Loxapine should be used with extreme caution in patients with a history of convulsive disorders since it lowers the convulsive threshold. Seizures have been reported in patients receiving loxapine at antipsychotic dose levels, and may occur in epileptic patients even with maintenance of routine anticonvulsant drug therapy.

Loxapine has an antiemetic effect in animals. Since this effect may also occur in man, loxapine may mask signs of overdosage of toxic drugs and may obscure conditions such as intestinal obstruction and brain tumor.

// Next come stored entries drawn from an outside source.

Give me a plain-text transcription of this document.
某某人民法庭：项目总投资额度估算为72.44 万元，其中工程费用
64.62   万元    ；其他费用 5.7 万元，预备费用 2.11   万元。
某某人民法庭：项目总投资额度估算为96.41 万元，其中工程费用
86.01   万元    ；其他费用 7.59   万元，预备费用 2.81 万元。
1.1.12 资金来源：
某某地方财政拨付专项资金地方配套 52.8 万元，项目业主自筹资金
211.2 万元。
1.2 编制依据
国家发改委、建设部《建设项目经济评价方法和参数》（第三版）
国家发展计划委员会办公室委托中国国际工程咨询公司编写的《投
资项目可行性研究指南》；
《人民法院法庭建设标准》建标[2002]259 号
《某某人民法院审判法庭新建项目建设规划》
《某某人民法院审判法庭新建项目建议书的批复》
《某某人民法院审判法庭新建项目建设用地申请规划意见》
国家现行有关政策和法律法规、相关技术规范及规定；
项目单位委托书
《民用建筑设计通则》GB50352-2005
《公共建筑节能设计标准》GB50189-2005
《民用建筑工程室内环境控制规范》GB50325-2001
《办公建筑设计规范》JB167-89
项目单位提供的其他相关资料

Loxapine should be used with caution in patients with cardiovascular disease. Increased pulse rates have been reported in the majority of patients receiving antipsychotic doses; transient hypotension has been reported. In the presence of severe hypotension requiring vasopressor therapy, the preferred drugs may be norepinephrine or angiotensin. Usual doses of epinephrine may be ineffective because of inhibition of its vasopressor effect by loxapine.

The possibility of ocular toxicity from loxapine cannot be excluded at this time. Therefore, careful observation should be made for pigmentary retinopathy and lenticular pigmentation since these have been observed in some patients receiving certain other antipsychotic drugs for prolonged periods.

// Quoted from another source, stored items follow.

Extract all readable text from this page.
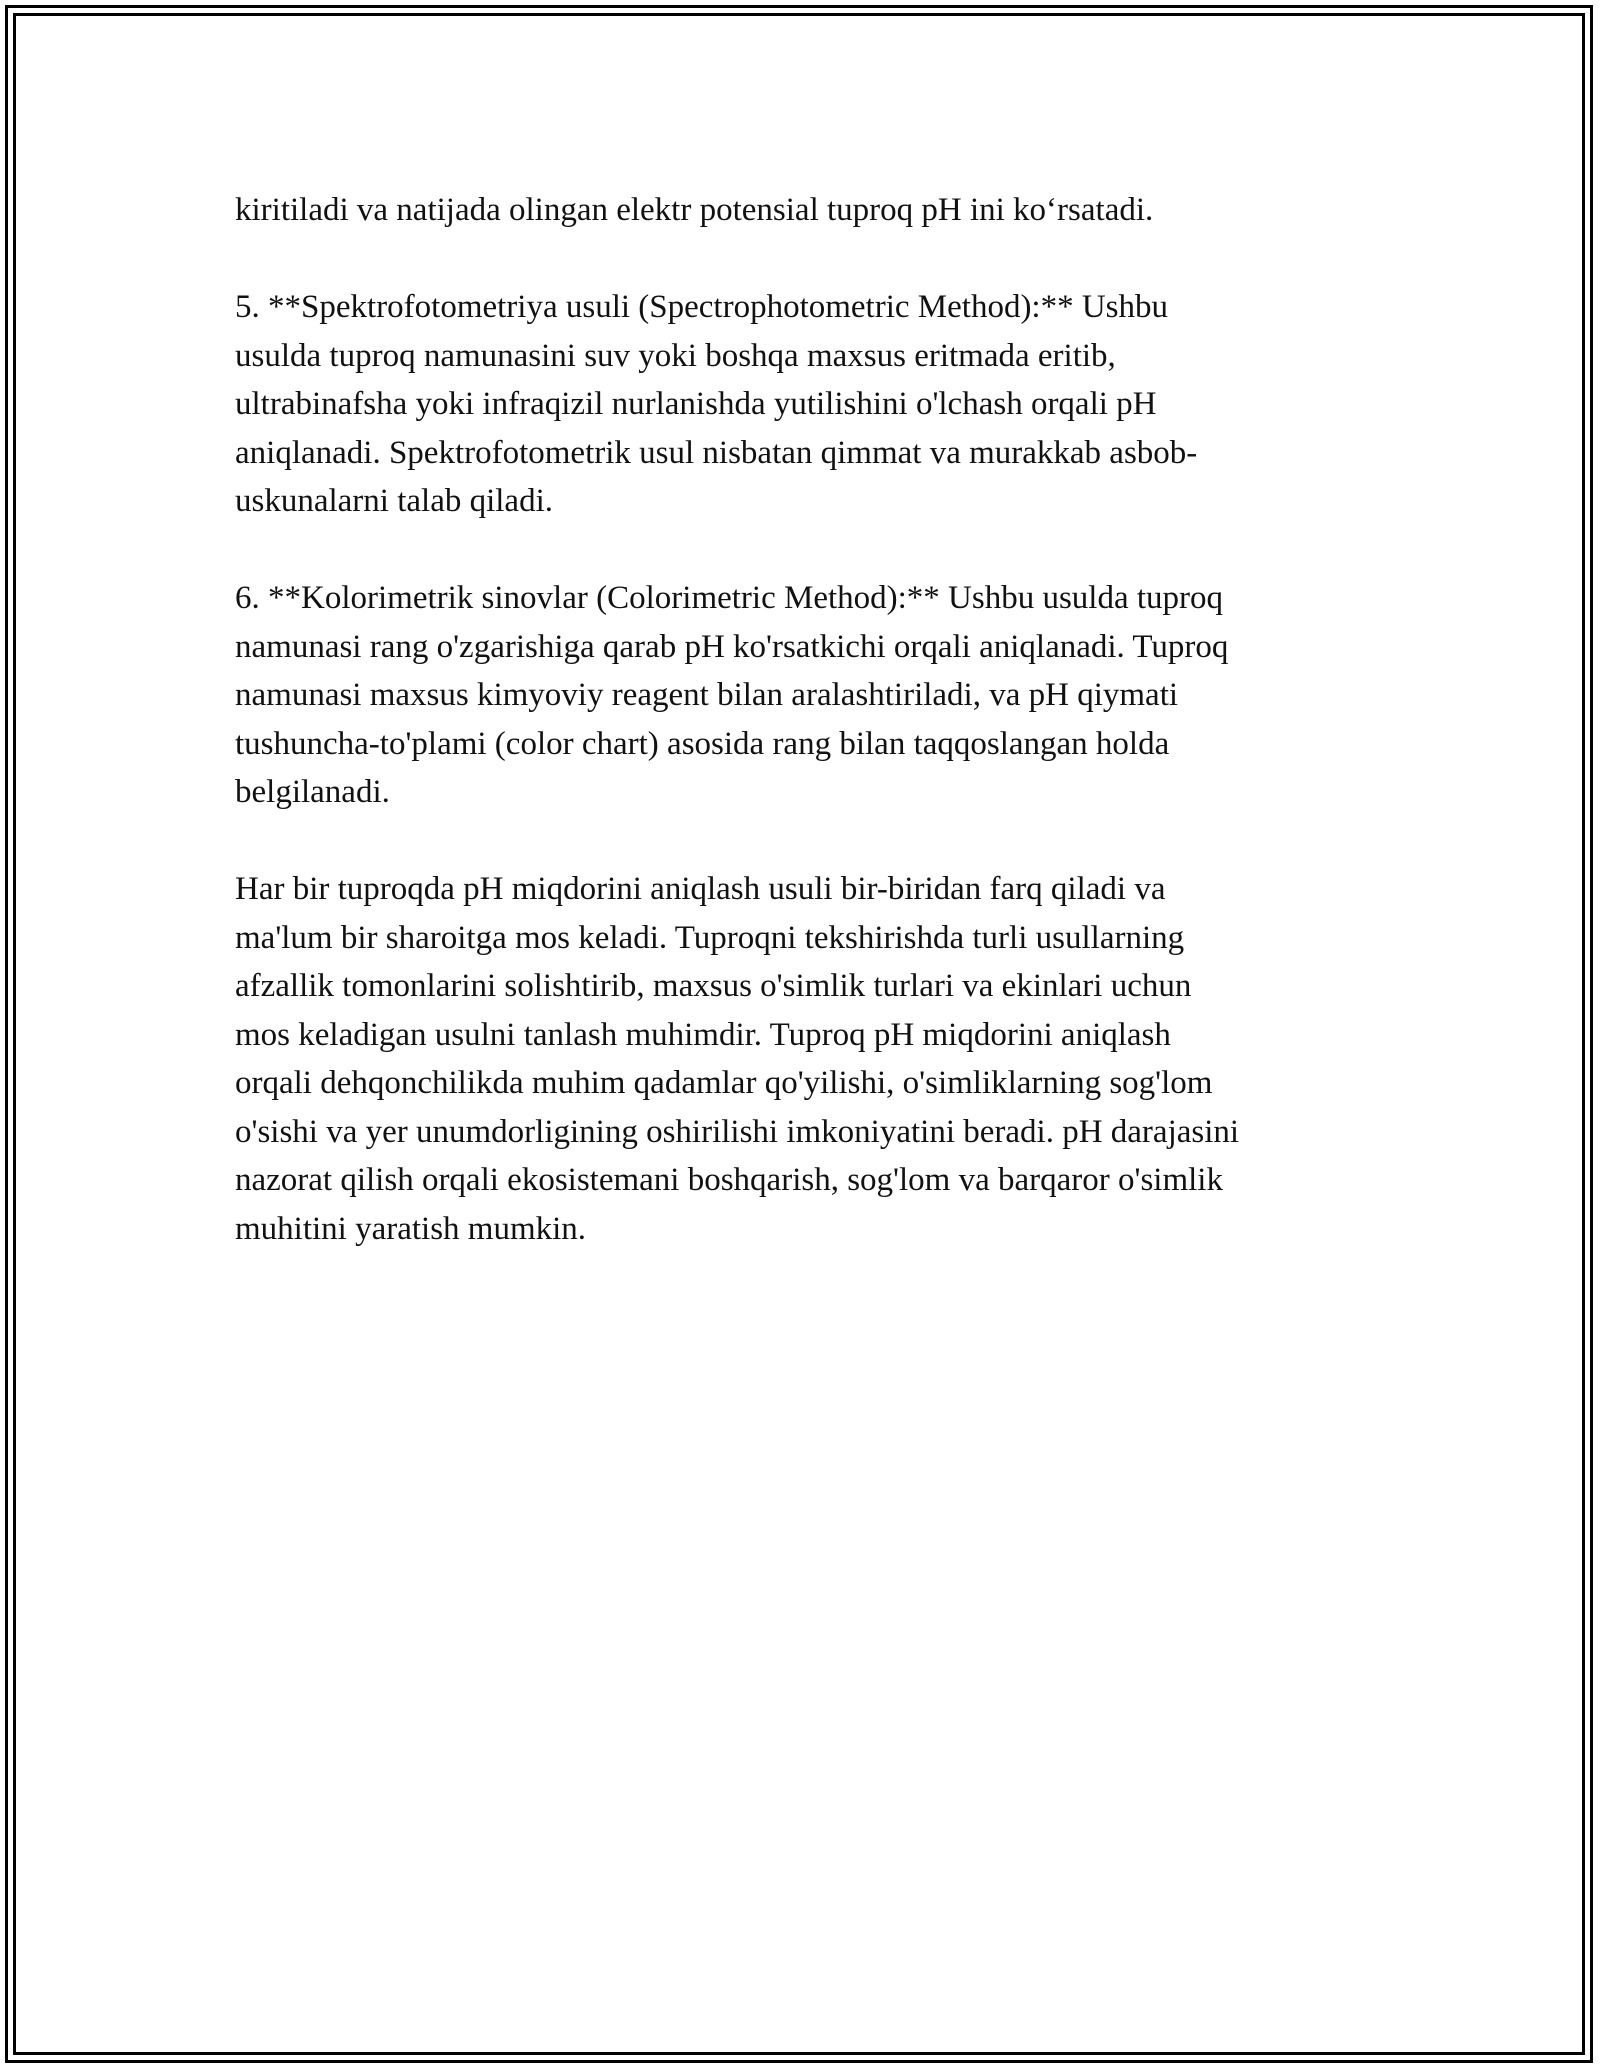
kiritiladi va natijada olingan elektr potensial tuproq pH ini koʻrsatadi.

5. **Spektrofotometriya usuli (Spectrophotometric Method):** Ushbu
usulda tuproq namunasini suv yoki boshqa maxsus eritmada eritib,
ultrabinafsha yoki infraqizil nurlanishda yutilishini o'lchash orqali pH
aniqlanadi. Spektrofotometrik usul nisbatan qimmat va murakkab asbob-
uskunalarni talab qiladi.

6. **Kolorimetrik sinovlar (Colorimetric Method):** Ushbu usulda tuproq
namunasi rang o'zgarishiga qarab pH ko'rsatkichi orqali aniqlanadi. Tuproq
namunasi maxsus kimyoviy reagent bilan aralashtiriladi, va pH qiymati
tushuncha-to'plami (color chart) asosida rang bilan taqqoslangan holda
belgilanadi.

Har bir tuproqda pH miqdorini aniqlash usuli bir-biridan farq qiladi va
ma'lum bir sharoitga mos keladi. Tuproqni tekshirishda turli usullarning
afzallik tomonlarini solishtirib, maxsus o'simlik turlari va ekinlari uchun
mos keladigan usulni tanlash muhimdir. Tuproq pH miqdorini aniqlash
orqali dehqonchilikda muhim qadamlar qo'yilishi, o'simliklarning sog'lom
o'sishi va yer unumdorligining oshirilishi imkoniyatini beradi. pH darajasini
nazorat qilish orqali ekosistemani boshqarish, sog'lom va barqaror o'simlik
muhitini yaratish mumkin.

Because of possible anticholinergic action, the drug should be used cautiously in patients with glaucoma or a tendency to urinary retention, particularly with concomitant administration of anticholinergic-type antiparkinson medication.

Experience to date indicates the possibility of a slightly higher incidence of extrapyramidal effects following intramuscular administration than normally anticipated with oral formulations. The increase may be attributable to higher plasma levels following intramuscular injection.

Antipsychotic drugs elevate prolactin levels; the elevation persists during chronic administration. Tissue culture experiments indicate that approximately one-third of human breast cancers are prolactin-dependent in vitro, a factor of potential importance if the prescription of these drugs is contemplated in a patient with a previously detected breast cancer. Although disturbances such as galactorrhea, amenorrhea, gynecomastia, and impotence have been reported, the clinical significance of elevated serum prolactin levels is unknown for most patients. An increase in mammary neoplasms has been found in rodents after chronic administration of antipsychotic drugs. Neither clinical studies nor epidemiologic studies conducted to date, however, have shown an association between chronic administration of these drugs and mammary tumorigenesis; the available evidence is considered too limited to be conclusive at this time.

Information for Patients

Given the likelihood that some patients exposed chronically to antipsychotics will develop tardive dyskinesia, it is advised that all patients in whom chronic use is contemplated be given, if possible, full information about this risk. The decision to inform patients and/or their guardians must obviously take into account the clinical circumstances and the competency of the patient to understand the information provided.

Drug Interactions

There have been rare reports of significant respiratory depression, stupor and/or hypotension with the concomitant use of loxapine and lorazepam.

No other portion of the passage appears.